I am pretty confident in my solution (but feel free to correct me if I'm wrong!). Where I have an issue is this.. F(w) is complex, so how do I plot it? Do I only plot the real part? How do the real and complex parts of F(w) relate to f(x)?

I may have this question because I am still having a hard time fundamentally understanding the relationship between F(w) and f(x), so any information on this topic would be welcome. Describing F(w) as a function that determines the coefficient (contribution) of e^iwx in f(x) makes some sense, (as explained in the below link):

http://math.stackexchange.com/questions/1002/fourier-transform-for-dummies (answer #2, with plot of sines).

However I still am confused how a complex-valued F(w) is tied in.

Thanks!

 

[vela]

Homework Statement

Find the Fourier transform F(w) of the function f(x) = [e^-2x (x>0), 0 (x ≤ 0)]. Plot approximate curves using CAS by replacing infinite limit with finite limit.

Homework Equations

F(w) = 1/√(2π)*∫ f(x)*e^-iwxdx, with limits of integration (-∞,∞).

The Attempt at a Solution

I solved the integral and found the Fourier transform of f(x) to be:

F(w) = 1/√(2π) * (2+iw)/(4+w²).

I am pretty confident in my solution (but feel free to correct me if I'm wrong!). Where I have an issue is this.. F(w) is complex, so how do I plot it? Do I only plot the real part? How do the real and complex parts of F(w) relate to f(x)?

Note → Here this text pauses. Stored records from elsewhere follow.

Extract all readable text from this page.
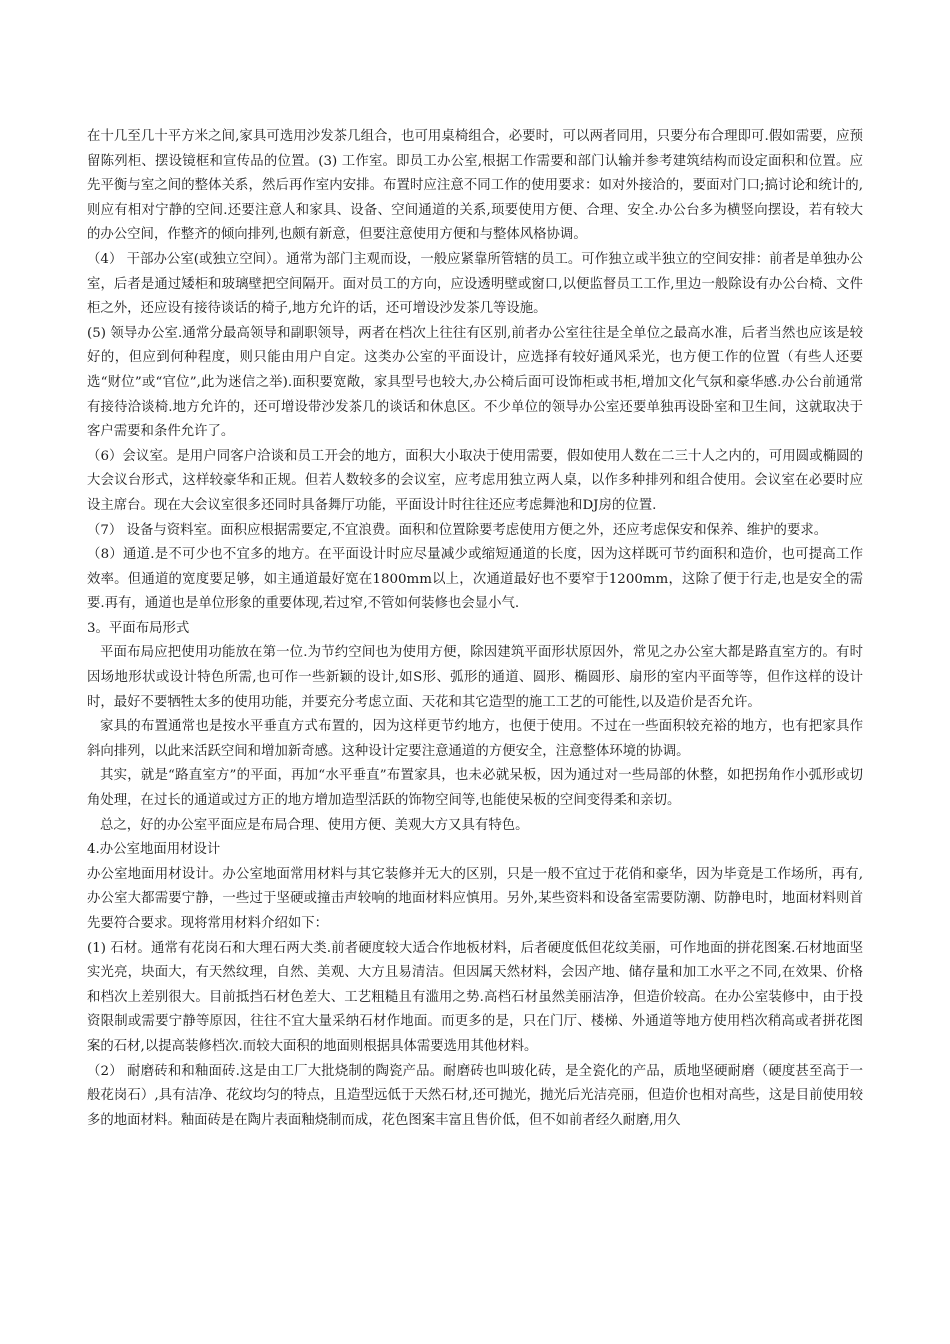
在十几至几十平方米之间,家具可选用沙发茶几组合，也可用桌椅组合，必要时，可以两者同用，只要分布合理即可.假如需要，应预留陈列柜、摆设镜框和宣传品的位置。(3) 工作室。即员工办公室,根据工作需要和部门认输并参考建筑结构而设定面积和位置。应先平衡与室之间的整体关系，然后再作室内安排。布置时应注意不同工作的使用要求：如对外接洽的，要面对门口;搞讨论和统计的,则应有相对宁静的空间.还要注意人和家具、设备、空间通道的关系,顼要使用方便、合理、安全.办公台多为横竖向摆设，若有较大的办公空间，作整齐的倾向排列,也颇有新意，但要注意使用方便和与整体风格协调。

（4） 干部办公室(或独立空间）。通常为部门主观而设，一般应紧靠所管辖的员工。可作独立或半独立的空间安排：前者是单独办公室，后者是通过矮柜和玻璃壁把空间隔开。面对员工的方向，应设透明壁或窗口,以便监督员工工作,里边一般除设有办公台椅、文件柜之外，还应设有接待谈话的椅子,地方允许的话，还可增设沙发茶几等设施。

(5) 领导办公室.通常分最高领导和副职领导，两者在档次上往往有区别,前者办公室往往是全单位之最高水准，后者当然也应该是较好的，但应到何种程度，则只能由用户自定。这类办公室的平面设计，应选择有较好通风采光，也方便工作的位置（有些人还要选“财位”或“官位”,此为迷信之举).面积要宽敞，家具型号也较大,办公椅后面可设饰柜或书柜,增加文化气氛和豪华感.办公台前通常有接待洽谈椅.地方允许的，还可增设带沙发茶几的谈话和休息区。不少单位的领导办公室还要单独再设卧室和卫生间，这就取决于客户需要和条件允许了。

（6）会议室。是用户同客户洽谈和员工开会的地方，面积大小取决于使用需要，假如使用人数在二三十人之内的，可用圆或椭圆的大会议台形式，这样较豪华和正规。但若人数较多的会议室，应考虑用独立两人桌，以作多种排列和组合使用。会议室在必要时应设主席台。现在大会议室很多还同时具备舞厅功能，平面设计时往往还应考虑舞池和DJ房的位置.

（7） 设备与资料室。面积应根据需要定,不宜浪费。面积和位置除要考虑使用方便之外，还应考虑保安和保养、维护的要求。

（8）通道.是不可少也不宜多的地方。在平面设计时应尽量减少或缩短通道的长度，因为这样既可节约面积和造价，也可提高工作效率。但通道的宽度要足够，如主通道最好宽在1800mm以上，次通道最好也不要窄于1200mm，这除了便于行走,也是安全的需要.再有，通道也是单位形象的重要体现,若过窄,不管如何装修也会显小气.

3。平面布局形式

平面布局应把使用功能放在第一位.为节约空间也为使用方便，除因建筑平面形状原因外，常见之办公室大都是路直室方的。有时因场地形状或设计特色所需,也可作一些新颖的设计,如S形、弧形的通道、圆形、椭圆形、扇形的室内平面等等，但作这样的设计时，最好不要牺牲太多的使用功能，并要充分考虑立面、天花和其它造型的施工工艺的可能性,以及造价是否允许。

家具的布置通常也是按水平垂直方式布置的，因为这样更节约地方，也便于使用。不过在一些面积较充裕的地方，也有把家具作斜向排列，以此来活跃空间和增加新奇感。这种设计定要注意通道的方便安全，注意整体环境的协调。

其实，就是“路直室方”的平面，再加“水平垂直”布置家具，也未必就呆板，因为通过对一些局部的休整，如把拐角作小弧形或切角处理，在过长的通道或过方正的地方增加造型活跃的饰物空间等,也能使呆板的空间变得柔和亲切。

总之，好的办公室平面应是布局合理、使用方便、美观大方又具有特色。

4.办公室地面用材设计

办公室地面用材设计。办公室地面常用材料与其它装修并无大的区别，只是一般不宜过于花俏和豪华，因为毕竟是工作场所，再有,办公室大都需要宁静，一些过于坚硬或撞击声较响的地面材料应慎用。另外,某些资料和设备室需要防潮、防静电时，地面材料则首先要符合要求。现将常用材料介绍如下：

(1) 石材。通常有花岗石和大理石两大类.前者硬度较大适合作地板材料，后者硬度低但花纹美丽，可作地面的拼花图案.石材地面坚实光亮，块面大，有天然纹理，自然、美观、大方且易清洁。但因属天然材料，会因产地、储存量和加工水平之不同,在效果、价格和档次上差别很大。目前抵挡石材色差大、工艺粗糙且有滥用之势.高档石材虽然美丽洁净，但造价较高。在办公室装修中，由于投资限制或需要宁静等原因，往往不宜大量采纳石材作地面。而更多的是，只在门厅、楼梯、外通道等地方使用档次稍高或者拼花图案的石材,以提高装修档次.而较大面积的地面则根据具体需要选用其他材料。

（2） 耐磨砖和和釉面砖.这是由工厂大批烧制的陶瓷产品。耐磨砖也叫玻化砖，是全瓷化的产品，质地坚硬耐磨（硬度甚至高于一般花岗石）,具有洁净、花纹均匀的特点，且造型远低于天然石材,还可抛光，抛光后光洁亮丽，但造价也相对高些，这是目前使用较多的地面材料。釉面砖是在陶片表面釉烧制而成，花色图案丰富且售价低，但不如前者经久耐磨,用久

It would probably be more useful to plot the magnitude and phase of $F(\omega)$.

I may have this question because I am still having a hard time fundamentally understanding the relationship between F(w) and f(x), so any information on this topic would be welcome. Describing F(w) as a function that determines the coefficient (contribution) of e^iwx in f(x) makes some sense, (as explained in the below link):

http://math.stackexchange.com/questions/1002/fourier-transform-for-dummies (answer #2, with plot of sines).

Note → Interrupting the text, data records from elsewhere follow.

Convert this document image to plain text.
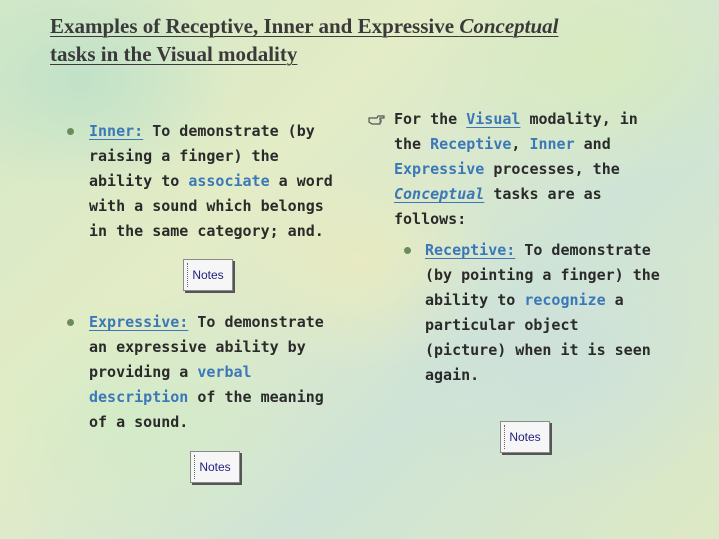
Examples of Receptive, Inner and Expressive Conceptual
tasks in the Visual modality
Inner: To demonstrate (by raising a finger) the ability to associate a word with a sound which belongs in the same category; and.
Notes
Expressive: To demonstrate an expressive ability by providing a verbal description of the meaning of a sound.
Notes
For the Visual modality, in the Receptive, Inner and Expressive processes, the Conceptual tasks are as follows:
Receptive: To demonstrate (by pointing a finger) the ability to recognize a particular object (picture) when it is seen again.
Notes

However I still am confused how a complex-valued F(w) is tied in.

Thanks!

The expression for a sine wave of frequency $\omega$ is $A \sin(\omega x + \phi)$. You need to specify two numbers, $A$ and $\phi$, to describe the wave. $|F(\omega)|$ corresponds to $A$, and the complex phase of $F(\omega)$ basically corresponds to $\phi$.

 

[Buzz Bloom]

Hi LunaFly:

Here is a hint.

e^-iwx = cos wx + i sin wx

Regards,
Buzz

 

[LunaFly]

It would probably be more useful to plot the magnitude and phase of $F(\omega)$.

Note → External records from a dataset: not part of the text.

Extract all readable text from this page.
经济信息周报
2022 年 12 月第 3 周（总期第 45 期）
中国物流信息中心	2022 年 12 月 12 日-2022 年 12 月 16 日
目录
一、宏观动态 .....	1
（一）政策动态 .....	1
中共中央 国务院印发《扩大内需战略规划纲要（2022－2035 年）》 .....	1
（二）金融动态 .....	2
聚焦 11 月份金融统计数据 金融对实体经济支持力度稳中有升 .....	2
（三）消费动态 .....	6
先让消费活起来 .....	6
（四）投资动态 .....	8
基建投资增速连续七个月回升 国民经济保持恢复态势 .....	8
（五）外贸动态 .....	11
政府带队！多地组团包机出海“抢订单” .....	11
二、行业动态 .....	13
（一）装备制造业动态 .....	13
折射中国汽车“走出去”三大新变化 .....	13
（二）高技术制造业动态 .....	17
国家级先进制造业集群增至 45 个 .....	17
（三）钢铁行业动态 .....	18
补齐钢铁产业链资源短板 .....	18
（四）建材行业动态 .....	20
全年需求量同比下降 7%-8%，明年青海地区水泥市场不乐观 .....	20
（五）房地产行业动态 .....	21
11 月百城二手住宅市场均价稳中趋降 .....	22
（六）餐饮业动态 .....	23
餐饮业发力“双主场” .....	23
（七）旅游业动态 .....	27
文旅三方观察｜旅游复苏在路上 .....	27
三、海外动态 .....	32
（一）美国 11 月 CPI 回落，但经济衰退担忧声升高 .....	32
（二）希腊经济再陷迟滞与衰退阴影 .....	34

The expression for a sine wave of frequency $\omega$ is $A \sin(\omega x + \phi)$. You need to specify two numbers, $A$ and $\phi$, to describe the wave. $|F(\omega)|$ corresponds to $A$, and the complex phase of $F(\omega)$ basically corresponds to $\phi$.

Thank you Vela for the insight. So the Fourier transform F(w) is more of a phasor relating the "amount" of oscillatory function e^-iwt of frequency w present in the function f(x) than a constant coefficient.. Interesting!

 

[LunaFly]

Hi LunaFly:

Here is a hint.

e^-iwx = cos wx + i sin wx

Regards,
Buzz

Thanks for the hint Buzz. I am guessing you are pointing to the fact that when applying a Fourier transform to a function f(x), we are introducing a function with non-real terms, namely e^-iwx. Or you may be hinting at the fact that the inverse Fourier transform is a continuous linear combination of complex terms weighted by F(w) that is equal to f(x), meaning the weight function F(w) must have complex terms in order to equal a real function f(x). Maybe? Thanks regardless.

 

[Buzz Bloom]

Hi LunaFly:

Actually I had a different thought than either of the two ideas in your post. Here is a second hint.

Any real function f(x) over [-∞,+∞] can be separated into two parts: f(x) = s(x) + a(x)
s(x) is symmetric, i.e., s(-x) = s(x)
a(x) is anti-symmetric, i.e., a(-x) = -a(x).
Now consider the transform: F(w) = S(w) + A(w).

Now combine that idea with my first hint.
Good luck.

Regards,
Buzz